A perspectiva ignorada de Capitu

(Representação visual gerada pela IA Midjourney)

Eu sou a Capitu que muitos de vocês devem reconhecer das páginas de “Dom Casmurro”, escritas por Machado de Assis. No entanto, imagine por um instante que eu sou tão real quanto você. E, como uma pessoa de carne e osso, carrego comigo sentimentos, anseios e perspectivas que vão além da narrativa apresentada.

Nasci em uma época em que o papel da mulher estava rigidamente definido, confinada a um espaço restrito e a expectativas sociais. Como muitas mulheres da minha geração, fui ensinada desde cedo sobre o que era considerado “apropriado” e “impróprio”. Porém, sempre fui mais do que as convenções da minha época queriam que eu fosse. Inteligente, curiosa e com olhos que observavam o mundo com uma profundidade que poucos compreendiam, eu desafiava o status quo.

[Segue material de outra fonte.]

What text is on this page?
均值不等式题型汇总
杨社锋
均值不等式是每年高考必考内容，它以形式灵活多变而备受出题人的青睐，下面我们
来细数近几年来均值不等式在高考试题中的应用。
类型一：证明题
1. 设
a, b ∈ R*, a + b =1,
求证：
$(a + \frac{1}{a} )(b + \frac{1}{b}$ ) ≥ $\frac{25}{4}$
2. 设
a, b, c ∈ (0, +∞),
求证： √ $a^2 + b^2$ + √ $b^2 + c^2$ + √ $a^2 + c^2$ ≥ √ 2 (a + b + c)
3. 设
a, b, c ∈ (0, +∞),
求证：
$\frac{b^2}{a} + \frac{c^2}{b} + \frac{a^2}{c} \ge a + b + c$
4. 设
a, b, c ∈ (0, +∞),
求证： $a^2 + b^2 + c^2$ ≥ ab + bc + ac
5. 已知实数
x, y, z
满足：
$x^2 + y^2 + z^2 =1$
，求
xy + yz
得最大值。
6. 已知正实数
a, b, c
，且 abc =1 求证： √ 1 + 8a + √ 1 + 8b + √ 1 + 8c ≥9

A história contada por Bentinho é uma perspectiva. Mas, como qualquer relato, está sujeita a falhas, a percepções distorcidas e ao viés de quem a conta. O amor que compartilhamos foi verdadeiro, profundo e complexo. No entanto, à medida que os anos passavam e as dúvidas surgiam, as suspeitas tornaram-se insuportáveis. A polêmica em torno de minha suposta traição tomou proporções gigantescas, chegando a eclipsar outros aspectos da minha identidade.

Aqui, em meio ao burburinho e julgamento das massas, encontro-me defendendo não apenas a minha honra, mas a de todas as mulheres que foram julgadas injustamente com base em suposições, rumores e ciúmes. Se fui infiel ou não, tornou-se a questão central da minha existência, obscurecendo outros aspectos da minha vida, meus desejos, sonhos e ambições.

Vivo em um limbo entre a ficção e a realidade, mas o debate sobre minha “verdade” revela muito mais sobre a sociedade que sobre mim. Em um mundo onde as mulheres são frequentemente subestimadas e silenciadas, peço que reflitam não apenas sobre minha história, mas sobre como as narrativas são moldadas e, mais importante, quem tem o poder de moldá-las.

Se sou real ou imaginária, deixo para vocês decidirem. Mas, como figura eterna da literatura brasileira, espero que minha história continue inspirando discussões sobre amor, ciúme, traição e, acima de tudo, sobre a percepção e o papel da mulher na sociedade.